А ведь прошло ни много ни мало, а дай Бог памяти сколько долгих лет…

От Саши, и то обиняками, он знал об Ольге лишь то, что Саша считала нужным ему сообщить: Ольга родила и по срокам — несомненно от Нечаева, родился мальчик, Миша, ему шел уже шестой год, здоровый, нормальный ребенок, живут они скудно, Ольга работает машинисткой все в том же детском издательстве, платят ей там гроши; Нечаев признал ребенка, но усыновлять не стал, помогает оттуда, из своих Парижей и Нью-Йорков, правда, от случая к случаю, с оказиями. На вопрос Рэма Викторовича, продолжает ли Ольга подрабатывать «левыми» рукописями, Саша загадочно усмехнулась, только и сказала, что это касается не одной Ольги, но еще многих других людей, и потому она не вправе ничего больше говорить.

Однажды Рэм Викторович, уже незадолго до Сашиного отъезда, набравшись храбрости, спросил ее, не считает ли она, что ему бы следовало навестить Ольгу, может, он и окажется ей чем-либо полезным, на что Саша сухо ответила: поздно, минула целая вечность, незачем ворошить старое, у Ольги и без этого забот по горло. Возражать Рэм Викторович не стал, вероятно, Саша была права, но огорчился и даже обиделся: ведь не он же, а сама Ольга порвала с ним, ушла, как в воду канула, даже не сочла нужным на худой конец хоть объясниться… Но вслух ничего этого не сказал, проглотил горькую, вяжущую рот пилюлю.

И лишь когда Ольга заболела и надежд на выздоровление никаких не оставалось, Саша сама сказала ему: «Езжай» — и дала адрес. Но при этом предупредила, что надо непременно поставить Ольгу в известность и получить ее согласие, и она сама займется этим.

И опять Рэму Викторовичу не оставалось ничего, как ждать с беспокойством: как они с Ольгой встретятся после стольких лет, какой он найдет Ольгу и каким она его, о чем они станут говорить и о чем молчать, и он никак не мог взять в толк, поверить, что она неизлечимо, безнадежно больна и он идет к ней проститься…

Шел Рэм Викторович на эту встречу с бьющимся тревожно сердцем, однако вопреки его страхам свидание с Ольгой прошло спокойно, ровно, так, словно они совсем недавно виделись и виделись часто, постоянно и, главное, будто никогда и ничего меж ними не было такого, что могло бы дать повод не только к взаимным упрекам или запоздалым пеням, но даже и к воспоминаниям.

Это Ольга задала с первых же слов такой тон их встрече, и, казалось, безо всяких усилий с ее стороны, а как единственно возможный и естественный.

Рэм Викторович нашел ее почти не изменившейся за эти без малого семь лет, и даже болезнь ее — а Саша предупредила его, что недуг уже в последней стадии, все средства испробованы и тщетно, — даже болезнь на первый взгляд Рэма Викторовича не наложила на нее видимых следов: то же легкое, невесомое, словно бесплотное тело, та же мягкая деловитость движений и выражения лица, те же стройные, узкие в лодыжках ноги с ладными, узкими ступнями — Ольга ходила по дому босиком, как прежде в мастерской Нечаева или в своей комнатке у дяди Васи и тети Тани. Краем слуховой памяти Рэм Викторович как бы даже услышал дребезжание заезженной патефонной пластинки: «Едем мы, друзья, в дальние края»… Разве что в затененной от полуденного солнца дешевыми ситцевыми, в крупный рисунок занавесками тесной комнате Рэм Виктороич не сразу разглядел, как осунулось и поблекло, покрылось нездоровой желтоватой бледностью ее лицо и во взгляде не стало прежней дерзкой защитной усмешки.

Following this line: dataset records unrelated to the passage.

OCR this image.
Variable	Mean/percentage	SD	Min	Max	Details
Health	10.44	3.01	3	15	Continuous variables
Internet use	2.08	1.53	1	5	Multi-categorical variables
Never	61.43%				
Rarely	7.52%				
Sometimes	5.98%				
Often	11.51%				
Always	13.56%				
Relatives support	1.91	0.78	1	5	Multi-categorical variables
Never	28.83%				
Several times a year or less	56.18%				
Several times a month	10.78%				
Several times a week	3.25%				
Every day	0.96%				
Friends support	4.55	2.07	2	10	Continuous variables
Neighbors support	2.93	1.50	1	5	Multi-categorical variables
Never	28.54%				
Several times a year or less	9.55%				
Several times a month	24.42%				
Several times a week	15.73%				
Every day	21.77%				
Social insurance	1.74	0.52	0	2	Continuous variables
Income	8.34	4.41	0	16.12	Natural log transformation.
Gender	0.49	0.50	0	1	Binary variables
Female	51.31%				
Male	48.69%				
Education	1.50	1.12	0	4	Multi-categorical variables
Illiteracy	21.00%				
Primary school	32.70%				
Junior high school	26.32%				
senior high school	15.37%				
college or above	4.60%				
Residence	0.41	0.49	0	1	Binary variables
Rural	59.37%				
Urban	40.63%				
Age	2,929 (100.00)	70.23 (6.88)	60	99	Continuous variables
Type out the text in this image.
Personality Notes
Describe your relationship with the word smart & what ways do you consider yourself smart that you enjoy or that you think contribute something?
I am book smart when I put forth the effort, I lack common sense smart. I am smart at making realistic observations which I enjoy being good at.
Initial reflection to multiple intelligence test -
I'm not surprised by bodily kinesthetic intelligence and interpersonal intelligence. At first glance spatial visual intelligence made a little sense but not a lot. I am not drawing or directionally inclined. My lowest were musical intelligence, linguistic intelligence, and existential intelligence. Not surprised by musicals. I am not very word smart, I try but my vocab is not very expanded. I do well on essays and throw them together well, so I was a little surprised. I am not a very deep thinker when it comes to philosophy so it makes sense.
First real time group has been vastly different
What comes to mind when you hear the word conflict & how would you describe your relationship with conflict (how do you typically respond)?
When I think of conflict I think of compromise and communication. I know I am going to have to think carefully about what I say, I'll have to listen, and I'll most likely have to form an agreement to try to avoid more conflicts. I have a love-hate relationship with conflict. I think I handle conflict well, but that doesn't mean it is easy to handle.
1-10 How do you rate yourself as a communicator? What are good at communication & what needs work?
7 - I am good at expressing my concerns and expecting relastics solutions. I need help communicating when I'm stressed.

И все же она ничуть не изменилась, была все тою же, которую знал и помнил Рэм Викторович, и именно потому, что она была прежней и при этом на душе у Рэма Викторовича ничего не дрогнуло, ничего не зажглось, не затеплилось, и видел, и узнавал он ее не сердцем, не памятью сердца, а одними лишь глазами, одной только зрительной памятью — он с новой, обостренной ясностью понял, в чем его вина перед нею: он не любил ее. Впрочем, тут же нашел и смягчающее обстоятельство: она его тоже не любила, любила она всегда, как любит наверняка и сейчас, одного Нечаева, и сын ее — сын Нечаева.

Но это, тут же одернул он себя, ничего не меняет и не умаляет его вины. Напротив, вина его куда более неотмолима, и не перед одной только Ольгой, или, дело прошлое, Ириной, или даже перед Сашей, вина эта заключалась в том, что он вообще никогда никого по-настоящему не любил, не умел любить, не испытывал в этом потребности столь же неистребимой, как дышать, пить, есть, просто жить и радоваться тому, что живешь. Так уж он был мечен судьбой — уродиться без той неутомимой мышцы сердца, без той клеточки мозга, без той жадной и вместе бескорыстной неутолимости в душе, которая и рождает потребность любить и питает, лелеет ее, делает жизнь не юдолью душевной пустоты, а расцвечивает ее всеми цветами радуги, ощущением полноты ее и высшей, совершенной осмысленности существования.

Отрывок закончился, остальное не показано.